Summarising the trend from 1Q17 to 1Q18:
- RWAs of the Banks range from $347 billion to $1.5 trillion
- Morgan Stanley’s RWA is up 8.9% to $378 billion
- Goldman Sachs’s RWA is up 10.5% to $617 billion
- Citigroup’s RWA is up 1% to $1,178 billion
- Wells Fargo’s RWA is down 4% to $1,203 billion
- JP Morgan’s RWA is down 0.1% to $1,466 billion
- Bank of America’s RWA is down 3.9% to $1,457 billion
So a mixed picture, three of the banks increasing their RWAs and three of them decreasing.
Risk Weighted Asset by Risk Type
Let’s further look at the break down of Risk Weighted Assets, which consists of Credit Risk, Market Risk and Operational Risk.
We will focus on the figures from the 1st Quarter of 2018.
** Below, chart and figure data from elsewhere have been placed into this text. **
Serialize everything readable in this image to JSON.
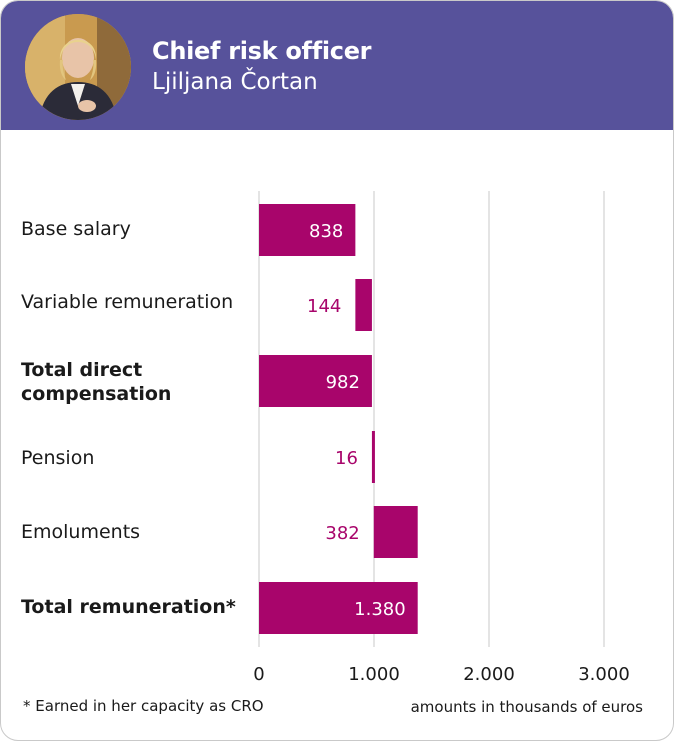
{
  "header": {
    "role": "Chief risk officer",
    "name": "Ljiljana Čortan"
  },
  "colors": {
    "header_bg": "#57529b",
    "bar": "#a8056b",
    "grid": "#c8c8c8"
  },
  "chart_data": {
    "type": "bar",
    "orientation": "horizontal",
    "style": "waterfall",
    "categories": [
      "Base salary",
      "Variable remuneration",
      "Total direct compensation",
      "Pension",
      "Emoluments",
      "Total remuneration*"
    ],
    "values": [
      838,
      144,
      982,
      16,
      382,
      1380
    ],
    "starts": [
      0,
      838,
      0,
      982,
      998,
      0
    ],
    "value_labels": [
      "838",
      "144",
      "982",
      "16",
      "382",
      "1.380"
    ],
    "bold": [
      false,
      false,
      true,
      false,
      false,
      true
    ],
    "xlim": [
      0,
      3000
    ],
    "xticks": [
      0,
      1000,
      2000,
      3000
    ],
    "xtick_labels": [
      "0",
      "1.000",
      "2.000",
      "3.000"
    ],
    "footnote": "* Earned in her capacity as CRO",
    "units_note": "amounts in thousands of euros"
  }
}
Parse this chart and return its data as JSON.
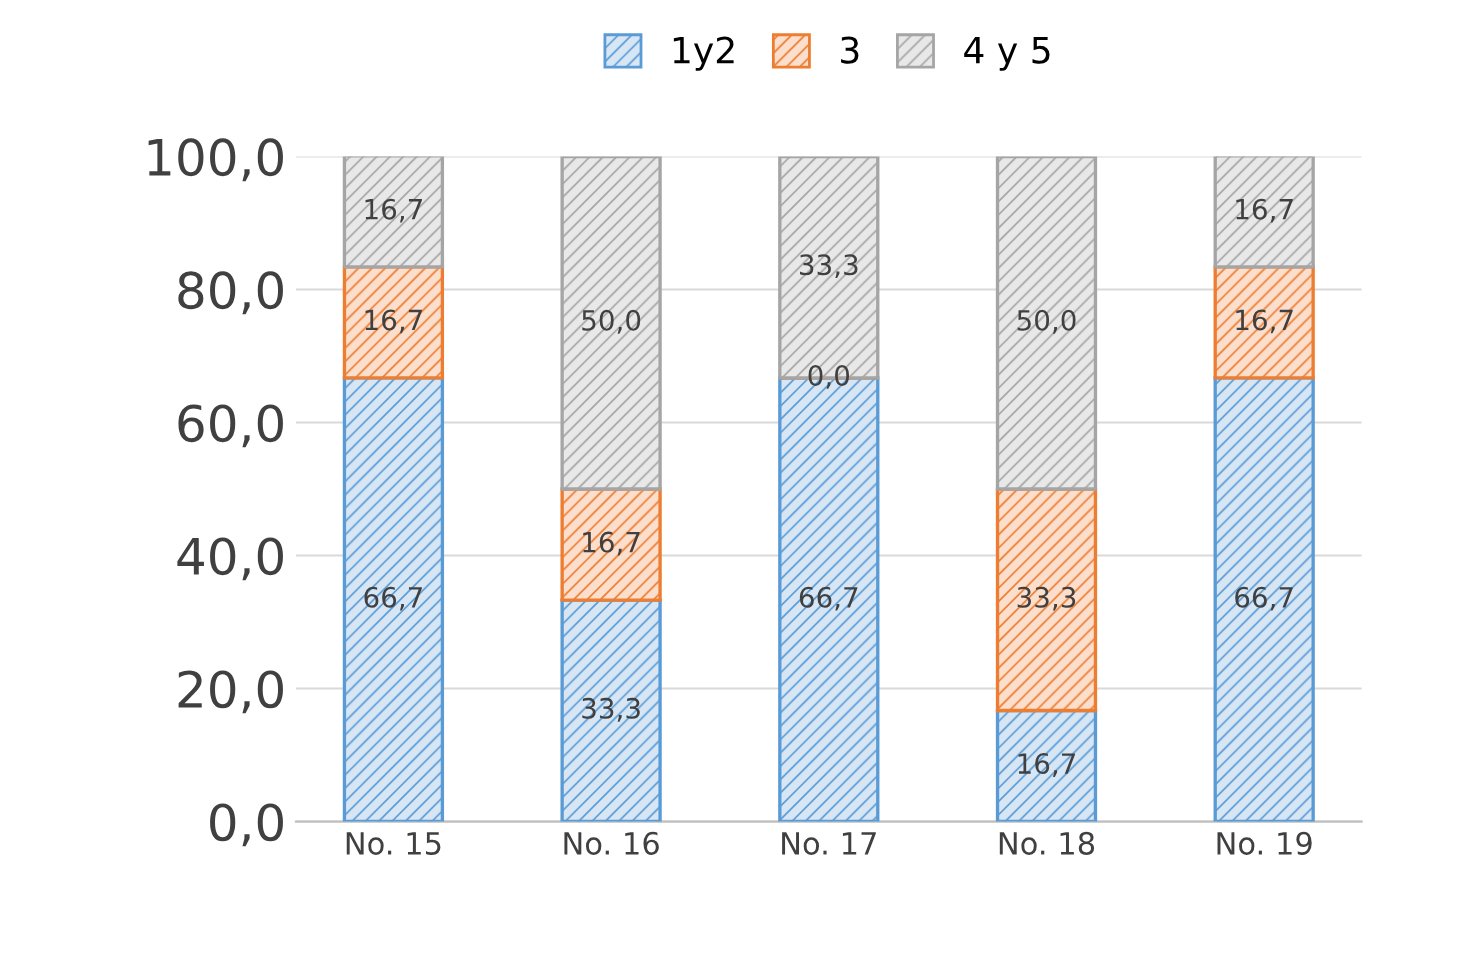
{
  "chart_data": {
    "type": "bar",
    "stacked": true,
    "categories": [
      "No. 15",
      "No. 16",
      "No. 17",
      "No. 18",
      "No. 19"
    ],
    "series": [
      {
        "name": "1y2",
        "color": "#5b9bd5",
        "values": [
          66.7,
          33.3,
          66.7,
          16.7,
          66.7
        ],
        "value_labels": [
          "66,7",
          "33,3",
          "66,7",
          "16,7",
          "66,7"
        ]
      },
      {
        "name": "3",
        "color": "#ed7d31",
        "values": [
          16.7,
          16.7,
          0.0,
          33.3,
          16.7
        ],
        "value_labels": [
          "16,7",
          "16,7",
          "0,0",
          "33,3",
          "16,7"
        ]
      },
      {
        "name": "4 y 5",
        "color": "#a5a5a5",
        "values": [
          16.7,
          50.0,
          33.3,
          50.0,
          16.7
        ],
        "value_labels": [
          "16,7",
          "50,0",
          "33,3",
          "50,0",
          "16,7"
        ]
      }
    ],
    "ylim": [
      0,
      100
    ],
    "yticks": [
      {
        "value": 0,
        "label": "0,0"
      },
      {
        "value": 20,
        "label": "20,0"
      },
      {
        "value": 40,
        "label": "40,0"
      },
      {
        "value": 60,
        "label": "60,0"
      },
      {
        "value": 80,
        "label": "80,0"
      },
      {
        "value": 100,
        "label": "100,0"
      }
    ],
    "grid": "y",
    "legend": "top"
  }
}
- As expected, Credit Risk RWAs are by far the largest at each Bank, specifically those with higher Retail and Wholesale lending businesses.
- JPMorgan’s Credit Risk RWAs is at highest at $934 billion followed by Bank of America at $897 billion.
- Operational Risk RWAs are the second largest at each Bank.
- Bank of America’s Op Risk is highest at $500 billion JPMorgan’s $387 billion
- Market Risk RWAs range from Wells Fargo’s $39.6 billion to $132 billion at JPMorgan.
Bank of America RWAs
The below table shows a breakdown of RWAs of Bank of America and how they compare between March 2017 and March 2018.
The above figures are at a Bank of America group level.
Credit Risk RWA:
- Under Credit RWAs, the largest line item is Wholesale Exposures to Corporate at $357 billion.
- This corporate exposure has declined over the year by 6.3%.
- The next largest line item is Residential Mortgage, which has dropped by 3.9% over the period.
- In terms of Counter-party exposure, OTC Derivatives are down by 35.2%!
- Credit Valuation Adjustment (CVA) is down by 43.2%.
- Securitization and Equity exposures are up by 12.6% and 26.8% respectively.
- Total Credit Risk RWA is down by 6.2%.
Market Risk RWA:
- Regulatory VaR is up by 24.6% at $3 billion
- Regulatory Stressed VaR is up by 10.1% at $12bn
- Total Market Risk RWA is up by 1.3%
Operational Risk RWA:
- There is no detail breakdown available, just the Total of $500 billion
Basel III disclosures shed light on Capital requirements and RWA.
The six largest US banks have Capital Ratios well above the regulatory requirements.
In our previous blog we observed all Banks had increased Capital and reduced RWAs over 2016-17.
For 1Q17 to 1Q18, we see a more mixed picture.
Some banks with lower Capital and higher RWA, leading to lower Capital Ratios.
Others with little change from 2016.